ABSTRACT

Sex between men is almost absent from the official record of the armed services and largely disavowed by soldiers.2 Exaggerated denials and silence about the presence of homosexuality is the consequence of its very potential in all-male environments; large concentrations of deracinated young men brought with it the possibility that soldiers with no female company might turn to each other for sex – as Australian army commanders privately acknowledged on rare occasions.
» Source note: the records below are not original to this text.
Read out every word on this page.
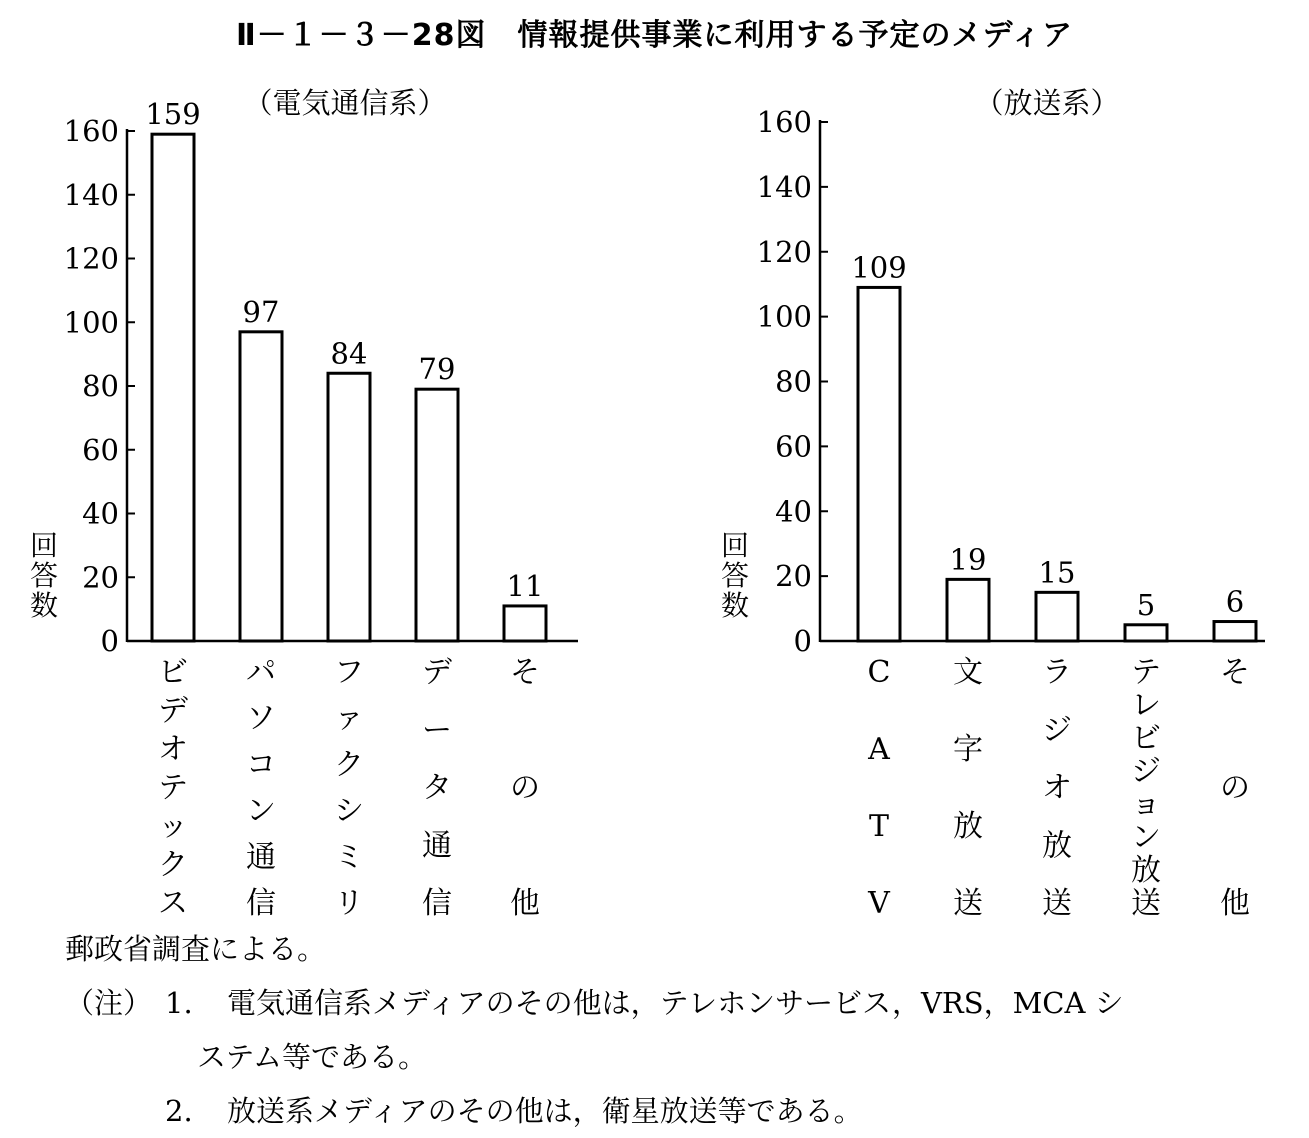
Ⅱ－１－３－28図　情報提供事業に利用する予定のメディア
（電気通信系）
0
20
40
60
80
100
120
140
160
回
答
数
159
ビ
デ
オ
テ
ッ
ク
ス
97
パ
ソ
コ
ン
通
信
84
フ
ァ
ク
シ
ミ
リ
79
デ
ー
タ
通
信
11
そ
の
他
（放送系）
0
20
40
60
80
100
120
140
160
回
答
数
109
C
A
T
V
19
文
字
放
送
15
ラ
ジ
オ
放
送
5
テ
レ
ビ
ジ
ョ
ン
放
送
6
そ
の
他
郵政省調査による。
（注） 1. 電気通信系メディアのその他は，テレホンサービス，VRS，MCA シ
ステム等である。
2. 放送系メディアのその他は，衛星放送等である。
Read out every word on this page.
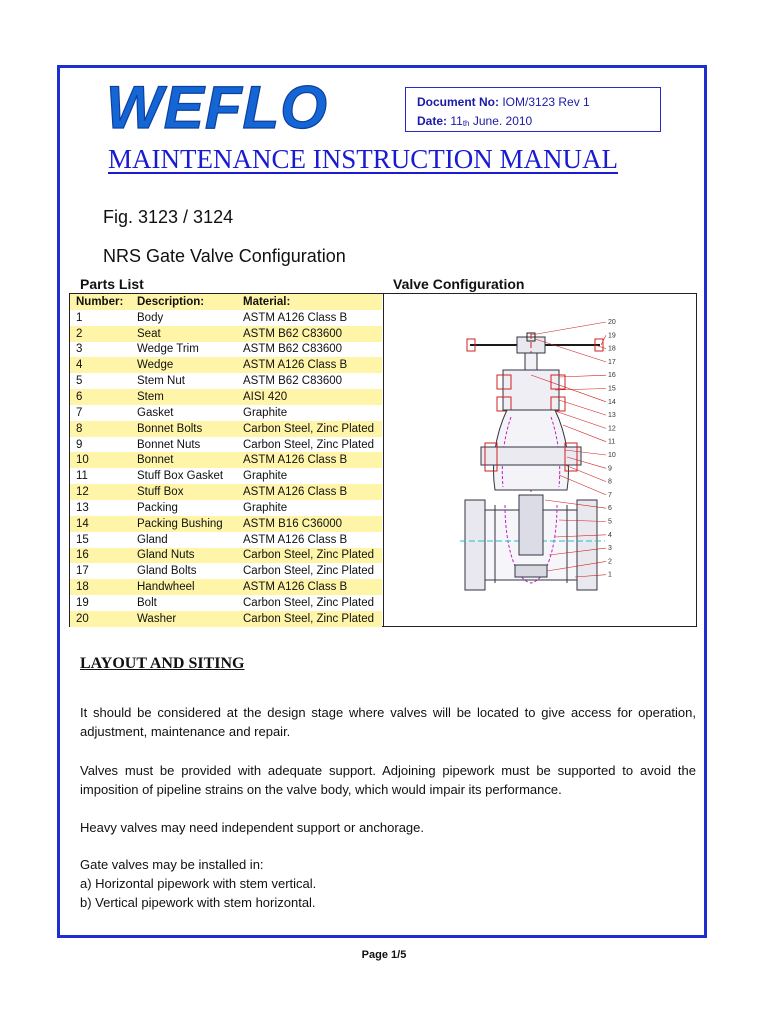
WEFLO	Document No: IOM/3123 Rev 1
Date: $11_{th}$ June. 2010
MAINTENANCE INSTRUCTION MANUAL
Fig. 3123 / 3124
NRS Gate Valve Configuration
Parts List	Valve Configuration
Number:	Description:	Material:
1	Body	ASTM A126 Class B
2	Seat	ASTM B62 C83600
3	Wedge Trim	ASTM B62 C83600
4	Wedge	ASTM A126 Class B
5	Stem Nut	ASTM B62 C83600
6	Stem	AISI 420
7	Gasket	Graphite
8	Bonnet Bolts	Carbon Steel, Zinc Plated
9	Bonnet Nuts	Carbon Steel, Zinc Plated
10	Bonnet	ASTM A126 Class B
11	Stuff Box Gasket	Graphite
12	Stuff Box	ASTM A126 Class B
13	Packing	Graphite
14	Packing Bushing	ASTM B16 C36000
15	Gland	ASTM A126 Class B
16	Gland Nuts	Carbon Steel, Zinc Plated
17	Gland Bolts	Carbon Steel, Zinc Plated
18	Handwheel	ASTM A126 Class B
19	Bolt	Carbon Steel, Zinc Plated
20	Washer	Carbon Steel, Zinc Plated
20
19
18
17
16
15
14
13
12
11
10
9
8
7
6
5
4
3
2
1
LAYOUT AND SITING
It should be considered at the design stage where valves will be located to give access for operation, adjustment, maintenance and repair.
Valves must be provided with adequate support. Adjoining pipework must be supported to avoid the imposition of pipeline strains on the valve body, which would impair its performance.
Heavy valves may need independent support or anchorage.
Gate valves may be installed in:
a) Horizontal pipework with stem vertical.
b) Vertical pipework with stem horizontal.
Page 1/5
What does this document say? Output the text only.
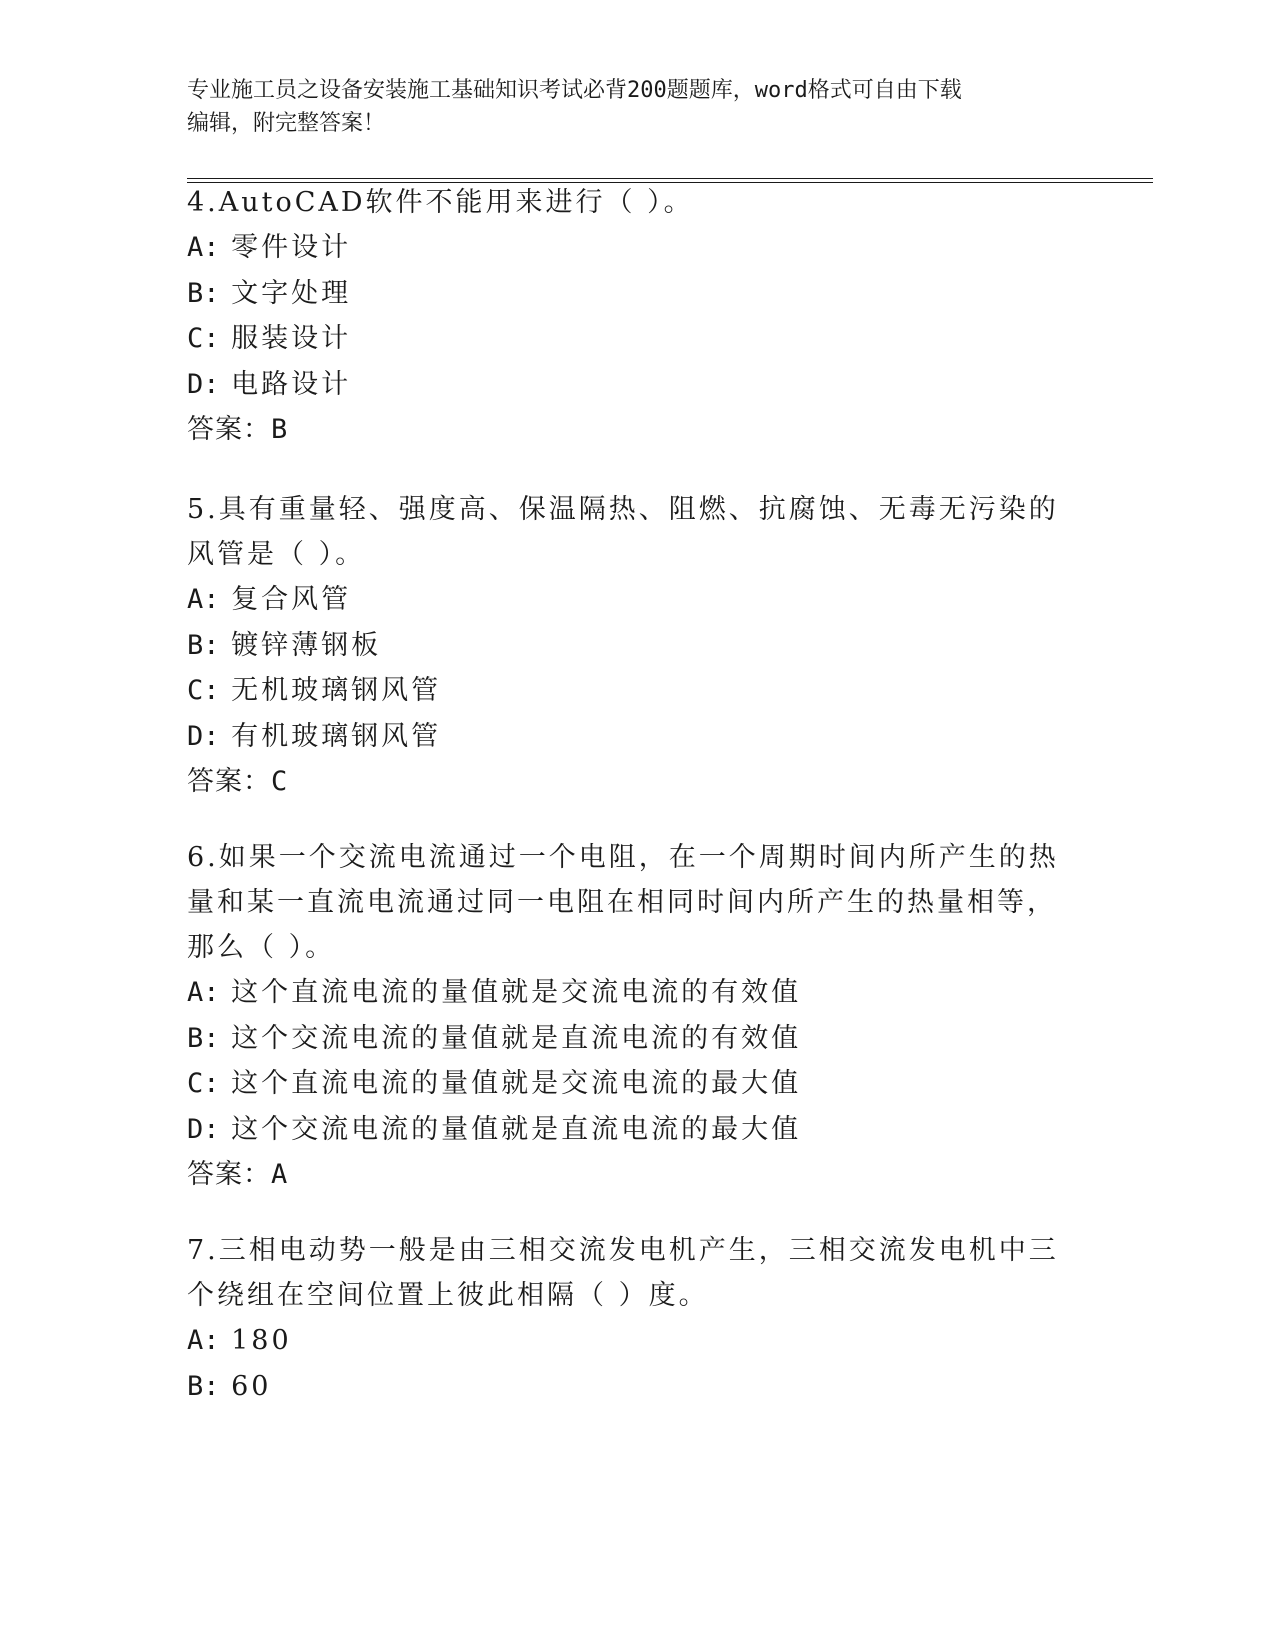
专业施工员之设备安装施工基础知识考试必背200题题库，word格式可自由下载
编辑，附完整答案！

4.AutoCAD软件不能用来进行（ ）。

A: 零件设计

B: 文字处理

C: 服装设计

D: 电路设计

答案：B

5.具有重量轻、强度高、保温隔热、阻燃、抗腐蚀、无毒无污染的风管是（ ）。

A: 复合风管

B: 镀锌薄钢板

C: 无机玻璃钢风管

D: 有机玻璃钢风管

答案：C

6.如果一个交流电流通过一个电阻，在一个周期时间内所产生的热量和某一直流电流通过同一电阻在相同时间内所产生的热量相等，那么（ ）。

A: 这个直流电流的量值就是交流电流的有效值

B: 这个交流电流的量值就是直流电流的有效值

C: 这个直流电流的量值就是交流电流的最大值

D: 这个交流电流的量值就是直流电流的最大值

答案：A

7.三相电动势一般是由三相交流发电机产生，三相交流发电机中三个绕组在空间位置上彼此相隔（ ）度。

A: 180

B: 60
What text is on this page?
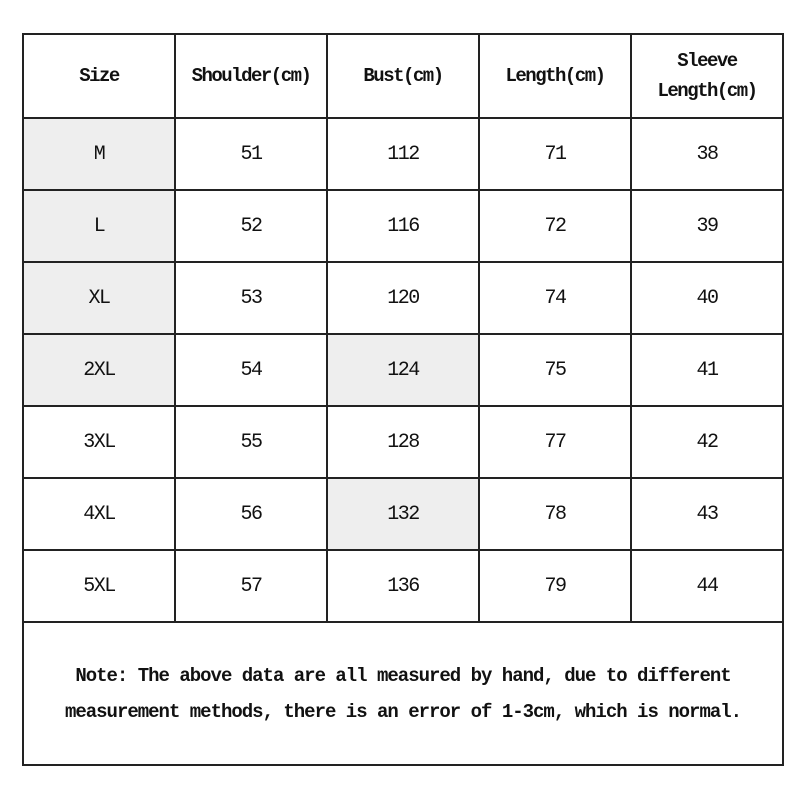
Size	Shoulder(cm)	Bust(cm)	Length(cm)	Sleeve
Length(cm)
M	51	112	71	38
L	52	116	72	39
XL	53	120	74	40
2XL	54	124	75	41
3XL	55	128	77	42
4XL	56	132	78	43
5XL	57	136	79	44
Note: The above data are all measured by hand, due to different
measurement methods, there is an error of 1-3cm, which is normal.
But in certain circumstances, and among particular individuals, the expression of homosexuality was much more than fleeting physical mechanics – it involved dense networks of friends and lovers and expressions of identity with like-minded others.3 The cultural beliefs and scientific thinking on these different forms of behaviour and identity, while not mutually exclusive, informed the institutional responses of both the Australian and the US armies in the Second World War. Psychiatry, in particular, would claim authority in its ability to define, distinguish and treat different forms of homosexuality. This chapter explores the Australian army’s response to the discovery in New Guinea, in 1943-44, of a group of almost twenty homosexual soldiers in the front line of Australia’s defence against the Imperial Japanese Army. The official position on the New Guinea revelations reveals the army’s contested ideas and competing policies on same-sex behaviour and identity. Well-established disciplinary models, along with newer scientific philosophies on sexual deviancy, all competed for attention at Land Headquarters (LHQ). The emerging discipline of psychiatry, a relatively new science, warrants special attention here. Ascertaining what exactly homosexuality was, how it could be detected and what the army might do about it, rested largely on scientific thinking around nonnormative sexuality and the practices of acquired and congenital behaviours. Acquired homosexuality, doctors believed, involved a perversion in normal behaviour of otherwise masculine men; its congenital form, often indicated by a range of social and personal characteristics (including effeminacy), was a permanent state of being and one that posed greater threat to the efficacy of the forces, at least to the mind of army command.